2. The resin composition according to claim 1, wherein, when a total volume of the thermally conductive filler is 100% by volume, a ratio of the filler group (A) is from 50% by volume to 90% by volume, a ratio of the filler group (B) is from 1% by volume to 30% by volume, and a ratio of the filler group (C) is from 5% by volume to 40% by volume.

3. The resin composition according to claim 1, wherein an average particle diameter of the mica is from 1 μm to 10 μm.

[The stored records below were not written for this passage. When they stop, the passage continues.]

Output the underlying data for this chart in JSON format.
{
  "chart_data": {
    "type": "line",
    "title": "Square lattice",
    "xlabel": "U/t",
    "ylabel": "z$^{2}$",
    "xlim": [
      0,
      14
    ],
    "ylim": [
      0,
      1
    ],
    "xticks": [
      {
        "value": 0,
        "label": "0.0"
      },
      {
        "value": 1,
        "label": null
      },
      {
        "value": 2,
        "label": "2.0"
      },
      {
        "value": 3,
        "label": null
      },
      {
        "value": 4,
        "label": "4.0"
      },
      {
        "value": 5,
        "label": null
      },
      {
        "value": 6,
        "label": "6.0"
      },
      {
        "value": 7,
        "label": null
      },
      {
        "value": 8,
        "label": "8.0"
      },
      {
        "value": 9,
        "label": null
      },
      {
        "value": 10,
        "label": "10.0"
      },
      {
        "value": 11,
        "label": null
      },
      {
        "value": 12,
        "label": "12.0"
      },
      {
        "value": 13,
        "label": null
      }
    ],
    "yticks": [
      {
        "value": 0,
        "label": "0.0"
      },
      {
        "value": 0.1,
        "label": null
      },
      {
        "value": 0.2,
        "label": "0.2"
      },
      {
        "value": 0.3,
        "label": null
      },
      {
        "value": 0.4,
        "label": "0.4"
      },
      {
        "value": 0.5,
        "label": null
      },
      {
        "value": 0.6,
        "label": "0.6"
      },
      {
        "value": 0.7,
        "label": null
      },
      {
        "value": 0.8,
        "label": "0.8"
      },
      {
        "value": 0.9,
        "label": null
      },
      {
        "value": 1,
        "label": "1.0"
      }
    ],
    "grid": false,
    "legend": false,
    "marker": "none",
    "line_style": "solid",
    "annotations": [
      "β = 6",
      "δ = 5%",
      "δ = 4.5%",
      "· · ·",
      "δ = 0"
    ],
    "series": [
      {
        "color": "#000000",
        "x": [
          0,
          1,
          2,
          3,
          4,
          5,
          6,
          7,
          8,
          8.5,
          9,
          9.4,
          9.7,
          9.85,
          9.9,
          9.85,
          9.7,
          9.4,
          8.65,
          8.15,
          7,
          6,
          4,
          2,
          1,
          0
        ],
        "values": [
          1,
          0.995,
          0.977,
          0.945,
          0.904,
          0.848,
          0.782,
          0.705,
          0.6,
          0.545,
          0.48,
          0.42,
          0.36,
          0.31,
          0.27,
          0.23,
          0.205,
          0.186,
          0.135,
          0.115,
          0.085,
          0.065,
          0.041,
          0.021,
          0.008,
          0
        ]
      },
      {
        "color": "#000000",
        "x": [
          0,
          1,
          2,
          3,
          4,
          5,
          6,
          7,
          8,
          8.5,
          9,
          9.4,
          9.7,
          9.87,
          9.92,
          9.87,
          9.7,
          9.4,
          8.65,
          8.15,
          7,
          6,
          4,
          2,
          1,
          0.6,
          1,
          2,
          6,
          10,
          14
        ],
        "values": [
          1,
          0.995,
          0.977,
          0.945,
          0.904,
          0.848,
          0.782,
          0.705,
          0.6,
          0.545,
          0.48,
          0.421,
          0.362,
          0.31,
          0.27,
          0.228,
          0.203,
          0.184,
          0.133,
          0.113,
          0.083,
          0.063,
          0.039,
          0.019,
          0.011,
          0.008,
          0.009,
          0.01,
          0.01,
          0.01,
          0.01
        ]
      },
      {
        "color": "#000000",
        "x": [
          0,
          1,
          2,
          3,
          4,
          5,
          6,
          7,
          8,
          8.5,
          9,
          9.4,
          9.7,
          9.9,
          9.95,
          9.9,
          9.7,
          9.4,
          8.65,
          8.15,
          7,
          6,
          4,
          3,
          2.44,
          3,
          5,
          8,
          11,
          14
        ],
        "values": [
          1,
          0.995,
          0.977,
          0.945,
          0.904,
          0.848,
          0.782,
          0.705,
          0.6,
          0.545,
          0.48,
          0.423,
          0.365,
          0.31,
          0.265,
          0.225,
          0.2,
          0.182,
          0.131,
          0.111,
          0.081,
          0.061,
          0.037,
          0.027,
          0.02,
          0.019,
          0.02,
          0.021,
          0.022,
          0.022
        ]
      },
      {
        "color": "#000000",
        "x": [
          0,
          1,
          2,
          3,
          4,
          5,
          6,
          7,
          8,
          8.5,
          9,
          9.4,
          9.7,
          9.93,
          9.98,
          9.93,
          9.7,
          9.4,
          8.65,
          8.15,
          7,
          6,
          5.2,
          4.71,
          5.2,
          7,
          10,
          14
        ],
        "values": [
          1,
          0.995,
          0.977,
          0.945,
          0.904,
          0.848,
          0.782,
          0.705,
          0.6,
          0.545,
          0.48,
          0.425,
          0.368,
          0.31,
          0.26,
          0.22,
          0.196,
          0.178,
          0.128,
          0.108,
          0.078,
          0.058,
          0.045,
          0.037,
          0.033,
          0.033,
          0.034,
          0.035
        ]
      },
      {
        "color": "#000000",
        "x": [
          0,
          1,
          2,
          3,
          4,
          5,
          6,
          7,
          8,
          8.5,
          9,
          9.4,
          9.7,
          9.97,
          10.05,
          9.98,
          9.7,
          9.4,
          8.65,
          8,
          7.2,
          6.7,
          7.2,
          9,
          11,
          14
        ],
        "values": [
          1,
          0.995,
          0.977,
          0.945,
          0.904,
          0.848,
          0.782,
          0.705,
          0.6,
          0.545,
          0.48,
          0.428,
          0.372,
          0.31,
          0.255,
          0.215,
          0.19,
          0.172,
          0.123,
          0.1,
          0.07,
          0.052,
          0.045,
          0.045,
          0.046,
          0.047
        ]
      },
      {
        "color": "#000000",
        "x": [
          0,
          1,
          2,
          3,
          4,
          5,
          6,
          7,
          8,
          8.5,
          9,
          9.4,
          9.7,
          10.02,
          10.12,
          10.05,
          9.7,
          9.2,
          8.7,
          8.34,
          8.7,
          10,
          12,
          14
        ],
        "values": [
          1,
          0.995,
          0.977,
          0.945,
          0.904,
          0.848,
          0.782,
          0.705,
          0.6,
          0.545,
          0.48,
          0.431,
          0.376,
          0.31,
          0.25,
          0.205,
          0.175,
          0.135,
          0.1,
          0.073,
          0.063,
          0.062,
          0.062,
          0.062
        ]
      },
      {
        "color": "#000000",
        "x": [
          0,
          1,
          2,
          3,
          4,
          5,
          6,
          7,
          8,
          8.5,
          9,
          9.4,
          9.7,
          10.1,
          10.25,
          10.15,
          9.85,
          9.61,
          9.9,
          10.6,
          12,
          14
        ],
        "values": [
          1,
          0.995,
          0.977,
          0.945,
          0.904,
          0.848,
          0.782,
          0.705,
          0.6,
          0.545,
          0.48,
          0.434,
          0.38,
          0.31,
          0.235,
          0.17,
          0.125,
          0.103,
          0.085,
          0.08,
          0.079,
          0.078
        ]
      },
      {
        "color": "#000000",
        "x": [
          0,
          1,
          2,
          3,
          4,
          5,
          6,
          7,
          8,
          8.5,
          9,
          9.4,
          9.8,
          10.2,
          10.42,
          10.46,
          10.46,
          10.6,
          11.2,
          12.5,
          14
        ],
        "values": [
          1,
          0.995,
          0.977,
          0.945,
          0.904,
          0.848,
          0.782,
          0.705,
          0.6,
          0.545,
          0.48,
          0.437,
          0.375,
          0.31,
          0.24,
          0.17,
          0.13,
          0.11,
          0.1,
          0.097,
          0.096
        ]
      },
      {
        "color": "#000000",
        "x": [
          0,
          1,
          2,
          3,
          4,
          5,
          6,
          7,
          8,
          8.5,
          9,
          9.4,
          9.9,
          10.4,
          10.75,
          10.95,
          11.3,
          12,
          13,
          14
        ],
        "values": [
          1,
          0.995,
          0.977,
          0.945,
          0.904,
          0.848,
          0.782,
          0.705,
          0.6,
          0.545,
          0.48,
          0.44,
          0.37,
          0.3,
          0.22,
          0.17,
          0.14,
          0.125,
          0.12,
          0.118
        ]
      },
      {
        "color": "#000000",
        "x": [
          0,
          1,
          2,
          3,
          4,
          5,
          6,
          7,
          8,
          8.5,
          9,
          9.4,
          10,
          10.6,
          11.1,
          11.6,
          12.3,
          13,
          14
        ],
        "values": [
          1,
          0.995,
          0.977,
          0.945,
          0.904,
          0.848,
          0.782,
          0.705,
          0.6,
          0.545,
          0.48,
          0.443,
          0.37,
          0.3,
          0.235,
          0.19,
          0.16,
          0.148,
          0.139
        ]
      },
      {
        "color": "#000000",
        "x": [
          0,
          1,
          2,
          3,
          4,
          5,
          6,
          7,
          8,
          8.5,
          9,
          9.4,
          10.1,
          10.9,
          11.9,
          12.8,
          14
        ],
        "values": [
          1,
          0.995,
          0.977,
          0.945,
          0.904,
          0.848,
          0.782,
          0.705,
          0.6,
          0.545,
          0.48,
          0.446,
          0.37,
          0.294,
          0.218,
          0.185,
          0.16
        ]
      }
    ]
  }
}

4. The resin composition according to claim 1, wherein a content ratio of the mica is from 0.1% by volume to 5% by volume with regard to a total solid content.

5. The resin composition according to claim 1, wherein a content ratio of the thermally conductive filler is from 60% by volume to 80% by volume with regard to a total solid content.

6. The resin composition according to claim 1, wherein the thermosetting resin comprises an epoxy monomer having a mesogenic structure or a polymer thereof.

7. The resin composition according to claim 1, wherein the thermally conductive filler comprises alumina.

8. A resin sheet formed by molding the resin composition according to claim 1 into a sheet shape.

9. A prepreg comprising:

a fiber substrate; and

the resin composition according to claim 1, impregnated in the fiber substrate.

10. An insulator comprising a cured product of the resin composition according to claim 1.

11. A resin sheet cured product that is a heat-treated product of the resin sheet according to claim 8.

12. A heat dissipator comprising:

a first metal member;

a second metal member; and

a resin cured product layer that is a cured product of the resin composition according to claim 1, disposed between the first metal member and the second metal member.

13. The heat dissipator according to claim 12, wherein an average thickness of the resin cured product layer is from 100 μm to 300 μm.